WASHINGTON, D.C. – In a hearing before the Subcommittee on Crime and Terrorism of the House Judiciary Committee that lasted nearly three hours on Monday, neither Sally Q. Yates, the former Attorney General of the United States, nor James R. Clapper, former Director of National Intelligence, could produce any evidence Gen. James Flynn, former National Security Advisor to President Trump, had violated any law in his discussions with the Russian Ambassador Sergey Kislyak.
In questioning that was at times highly political, Sen. Richard Blumenthal (D-Conn.), ended the hearing by entering into the record a McClatchy Washington Bureau newspaper article dated March 20, 2017, that reported the FBI’s Russian influence probe was investigating news sites Breitbart and Infowars, offering no proof that the McClatchy new report was true.
To date, Infowars has received no inquiry from the FBI regarding an investigation into collusion with Russia during the 2016 presidential campaign.
Under questioning from subcommittee chairman Sen. Lindsey Graham, Yates testified she did not know how information about General Michael Flynn’s conversations with the Russians got leaked to the Washington Post.
Yates refused to answer whether there was a FISA warrant authorizing electronic surveillance of either Kislyak or Flynn, nor would she answer whether Flynn was picked as a collateral person of interest simply because he talked with the Russian ambassador, who may have been the initial target of the Justice Department investigation.

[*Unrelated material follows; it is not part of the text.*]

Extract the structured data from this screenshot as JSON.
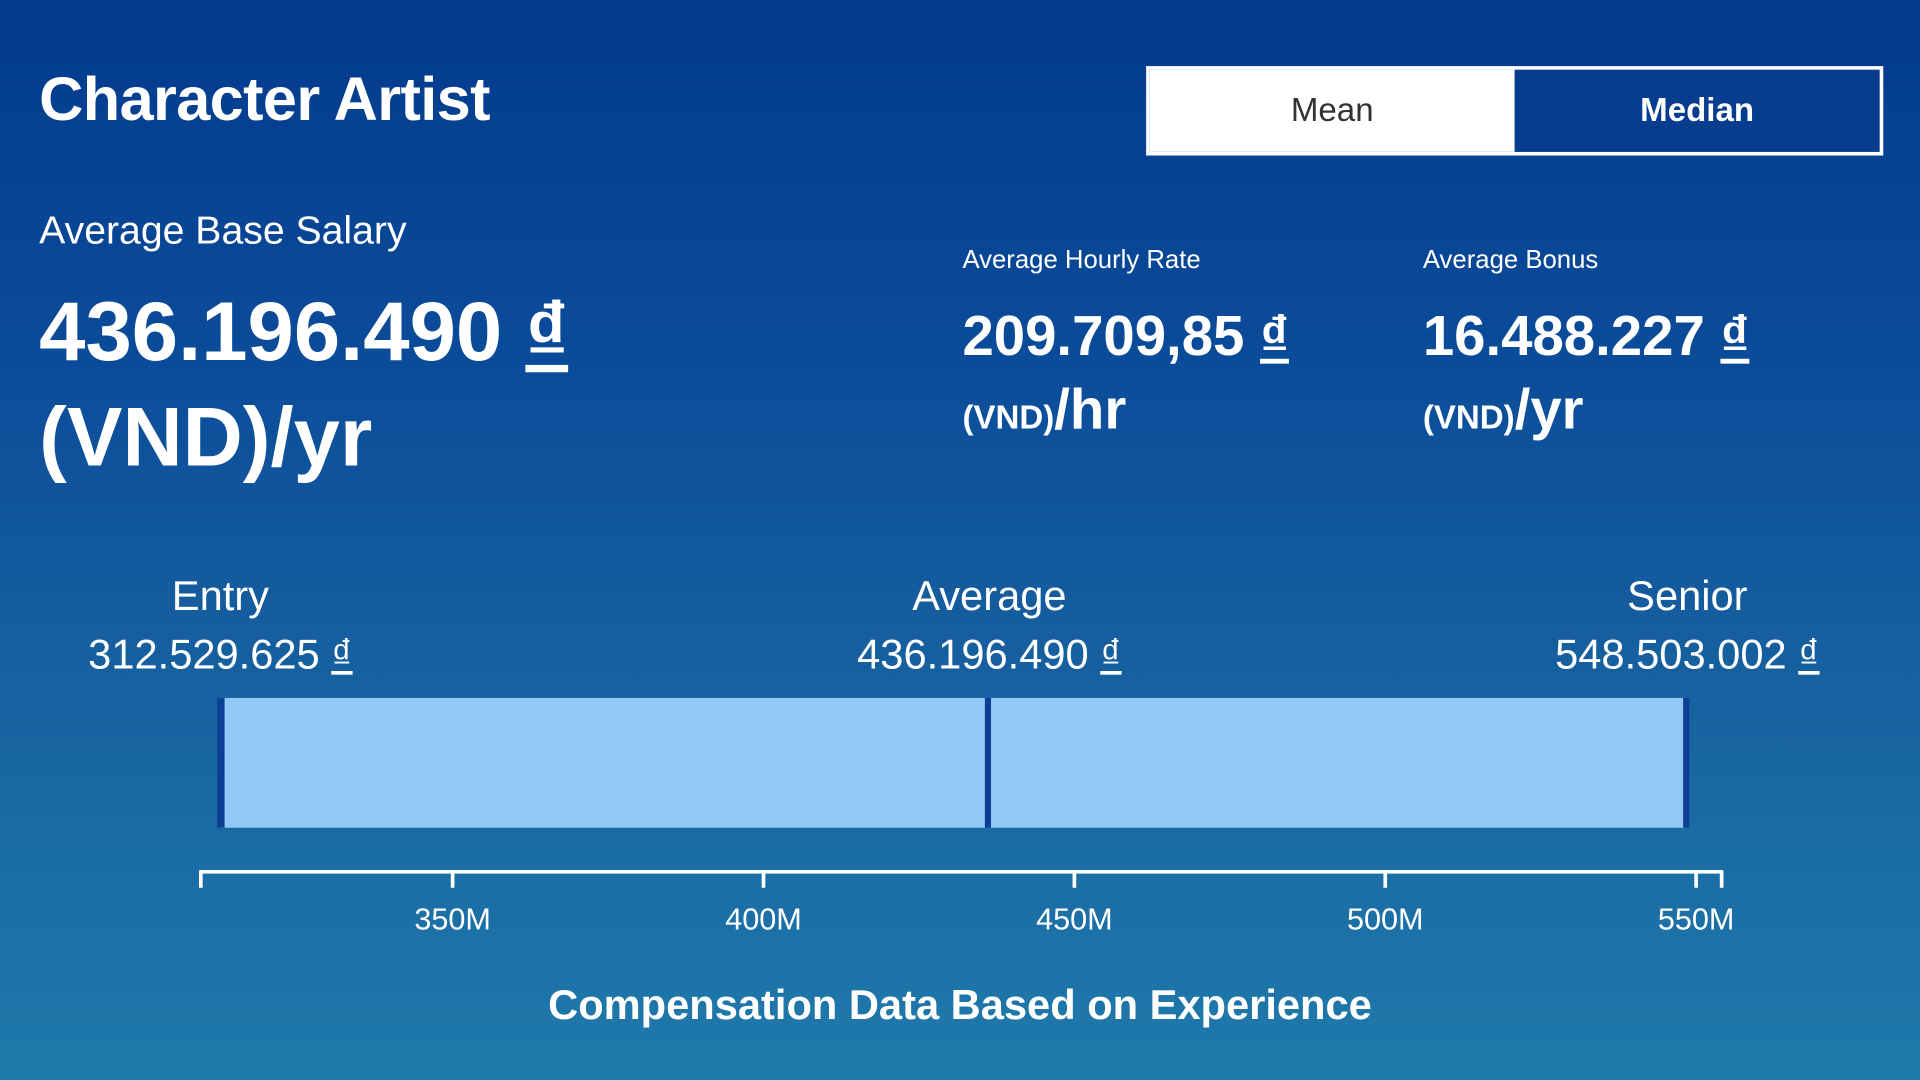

Nor would Yates answer repeated questions regarding who in the Department of Justice authorized the “unmasking” of Flynn, identifying him by name in the electronic surveillance that involved the Russian ambassador, even though she admitted there should be a record within the Obama administration indicating precisely the identity of the person or persons with the Obama administration who requested and authorized the information about Gen. Flynn be “unmasked.”
By “unmasking” the information, Flynn – an American citizen – was identified by name in intelligence reports as he was picked up in the electronic surveillance of the Russian ambassador being conducted by the Obama administration, supposedly under a FISA-court order.

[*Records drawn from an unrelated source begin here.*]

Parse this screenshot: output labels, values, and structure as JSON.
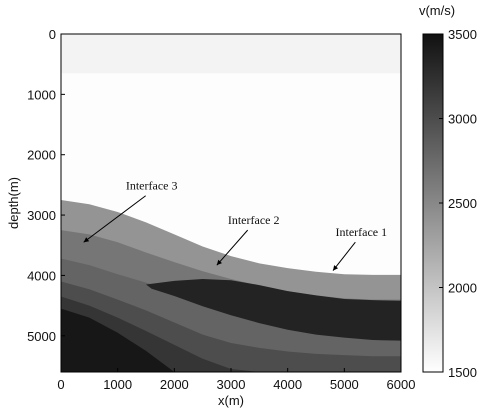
{
  "chart_data": {
    "type": "heatmap",
    "title": "",
    "xlabel": "x(m)",
    "ylabel": "depth(m)",
    "xlim": [
      0,
      6000
    ],
    "ylim": [
      0,
      5600
    ],
    "y_inverted": true,
    "xticks": [
      0,
      1000,
      2000,
      3000,
      4000,
      5000,
      6000
    ],
    "yticks": [
      0,
      1000,
      2000,
      3000,
      4000,
      5000
    ],
    "grid": false,
    "colorbar": {
      "label": "v(m/s)",
      "range": [
        1500,
        3500
      ],
      "ticks": [
        1500,
        2000,
        2500,
        3000,
        3500
      ],
      "colormap": "gray-reversed",
      "color_low": "#ffffff",
      "color_high": "#111111"
    },
    "layers": [
      {
        "velocity": 1600,
        "top": [
          [
            0,
            0
          ],
          [
            6000,
            0
          ]
        ]
      },
      {
        "velocity": 1520,
        "top": [
          [
            0,
            650
          ],
          [
            6000,
            650
          ]
        ]
      },
      {
        "velocity": 2400,
        "top": [
          [
            0,
            2750
          ],
          [
            500,
            2820
          ],
          [
            1000,
            2950
          ],
          [
            1500,
            3120
          ],
          [
            2000,
            3320
          ],
          [
            2500,
            3520
          ],
          [
            3000,
            3680
          ],
          [
            3500,
            3800
          ],
          [
            4000,
            3880
          ],
          [
            4500,
            3940
          ],
          [
            5000,
            3980
          ],
          [
            5500,
            3990
          ],
          [
            6000,
            3990
          ]
        ]
      },
      {
        "velocity": 2650,
        "top": [
          [
            0,
            3250
          ],
          [
            500,
            3320
          ],
          [
            1000,
            3450
          ],
          [
            1500,
            3620
          ],
          [
            2000,
            3780
          ],
          [
            2500,
            3930
          ],
          [
            3000,
            4060
          ],
          [
            3500,
            4170
          ],
          [
            4000,
            4260
          ],
          [
            4500,
            4330
          ],
          [
            5000,
            4380
          ],
          [
            5500,
            4400
          ],
          [
            6000,
            4400
          ]
        ]
      },
      {
        "velocity": 2800,
        "top": [
          [
            0,
            3720
          ],
          [
            500,
            3830
          ],
          [
            1000,
            3980
          ],
          [
            1500,
            4120
          ],
          [
            2000,
            4260
          ],
          [
            2500,
            4380
          ],
          [
            3000,
            4500
          ],
          [
            3500,
            4620
          ],
          [
            4000,
            4720
          ],
          [
            4500,
            4800
          ],
          [
            5000,
            4860
          ],
          [
            5500,
            4880
          ],
          [
            6000,
            4880
          ]
        ]
      },
      {
        "velocity": 3000,
        "top": [
          [
            0,
            4100
          ],
          [
            500,
            4230
          ],
          [
            1000,
            4400
          ],
          [
            1500,
            4580
          ],
          [
            2000,
            4780
          ],
          [
            2500,
            4980
          ],
          [
            3000,
            5120
          ],
          [
            3500,
            5200
          ],
          [
            4000,
            5260
          ],
          [
            4500,
            5300
          ],
          [
            5000,
            5320
          ],
          [
            5500,
            5340
          ],
          [
            6000,
            5340
          ]
        ]
      },
      {
        "velocity": 3200,
        "top": [
          [
            0,
            4350
          ],
          [
            500,
            4500
          ],
          [
            1000,
            4700
          ],
          [
            1500,
            4920
          ],
          [
            2000,
            5150
          ],
          [
            2500,
            5380
          ],
          [
            3000,
            5550
          ],
          [
            3500,
            5600
          ],
          [
            6000,
            5600
          ]
        ]
      },
      {
        "velocity": 3450,
        "top": [
          [
            0,
            4550
          ],
          [
            500,
            4700
          ],
          [
            1000,
            4950
          ],
          [
            1500,
            5250
          ],
          [
            2000,
            5600
          ],
          [
            6000,
            5600
          ]
        ]
      }
    ],
    "low_velocity_lens": {
      "velocity": 3350,
      "top": [
        [
          1500,
          4150
        ],
        [
          2000,
          4090
        ],
        [
          2500,
          4060
        ],
        [
          3000,
          4080
        ],
        [
          3500,
          4160
        ],
        [
          4000,
          4260
        ],
        [
          4500,
          4330
        ],
        [
          5000,
          4390
        ],
        [
          5500,
          4410
        ],
        [
          6000,
          4420
        ]
      ],
      "bottom": [
        [
          6000,
          5080
        ],
        [
          5500,
          5070
        ],
        [
          5000,
          5030
        ],
        [
          4500,
          4980
        ],
        [
          4000,
          4900
        ],
        [
          3500,
          4790
        ],
        [
          3000,
          4660
        ],
        [
          2500,
          4510
        ],
        [
          2000,
          4340
        ],
        [
          1600,
          4220
        ]
      ]
    },
    "annotations": [
      {
        "text": "Interface 3",
        "label_at": [
          1600,
          2580
        ],
        "arrow_to": [
          400,
          3450
        ]
      },
      {
        "text": "Interface 2",
        "label_at": [
          3400,
          3150
        ],
        "arrow_to": [
          2750,
          3830
        ]
      },
      {
        "text": "Interface 1",
        "label_at": [
          5300,
          3350
        ],
        "arrow_to": [
          4800,
          3920
        ]
      }
    ]
  }
}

Under oath, Yates testified she did not know how the classified information about Gen. Flynn got passed to the newspapers so soon after she explained it to the White House counsel.

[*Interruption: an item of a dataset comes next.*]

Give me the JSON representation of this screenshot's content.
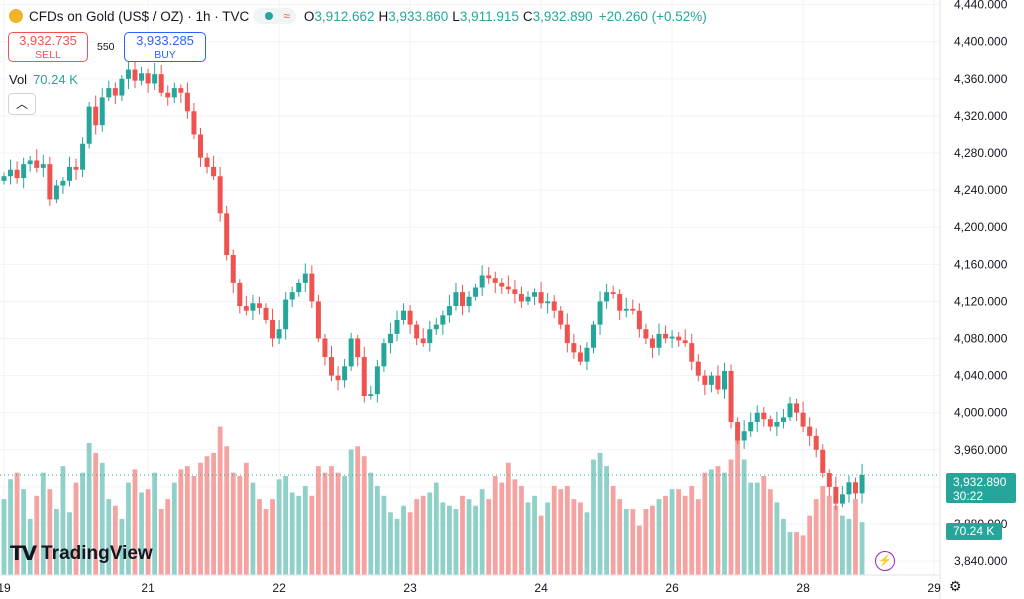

She also testified that she never served as an anonymous source or authorized anyone to act as an anonymous source to leak information about Donald Trump to the press.
Under persistent questioning from Sen. John Kennedy, (R-La.), Yates admitted she wrote the memo that got her fired by President Trump, in which she instructed Department of Justice lawyers not to defend in court President Trump’s initial travel ban executive order, because she felt the executive order constituted an unconstitutional attack on religious liberty.
“Who appointed you to the U.S. Supreme Court?” Kennedy asked, ending a line of questioning in which he accused Yates of exercising her personal political prejudices supporting Obama-era immigration policies that had open U.S. borders to Muslims fleeing the Middle East as refugees.
While there seemed to be a consensus among Democrats and Republicans on the subcommittee that Russia had intervened into the 2016 presidential election to benefit Donald Trump, the hearing neglected to investigate evidence Russia may have preferred Clinton had won, given the potential to blackmail the Democrats over lucrative business deals concluded with Russia while Clinton was Secretary of State.
Infowars.com has reported the Clinton Foundation was rewarded by Russia for then-Secretary of State Hillary Clinton’s decision to award to Russia some 20 percent of U.S. uranium production, or that Clinton’s 2016 campaign chairman, John Podesta, had been paid by Russia for his participation in the technology transfer to Russia under Sec. Clinton’s “reset” policy, receiving stock from Russia through a shell company in the Netherlands that Russia created to facilitate money laundering.
Also, missing from the hearing was questioning over historical evidence the Russians had intervened in previous presidential elections to assist Democratic Party presidential candidates.
In 1968, Anatoly Dobrynin, then Russia’s ambassador to the United States, was ordered by Moscow to offer Richard Nixon’s Democratic Party rival, Hubert H. Humphrey, Jr., “any conceivable help in his election campaign – including financial aid.”
In 1984, Democratic Sen. Ted Kennedy asked then-Russian Premier Yuri Andropov to intervene in the U.S. presidential election to help defeat Ronald Reagan.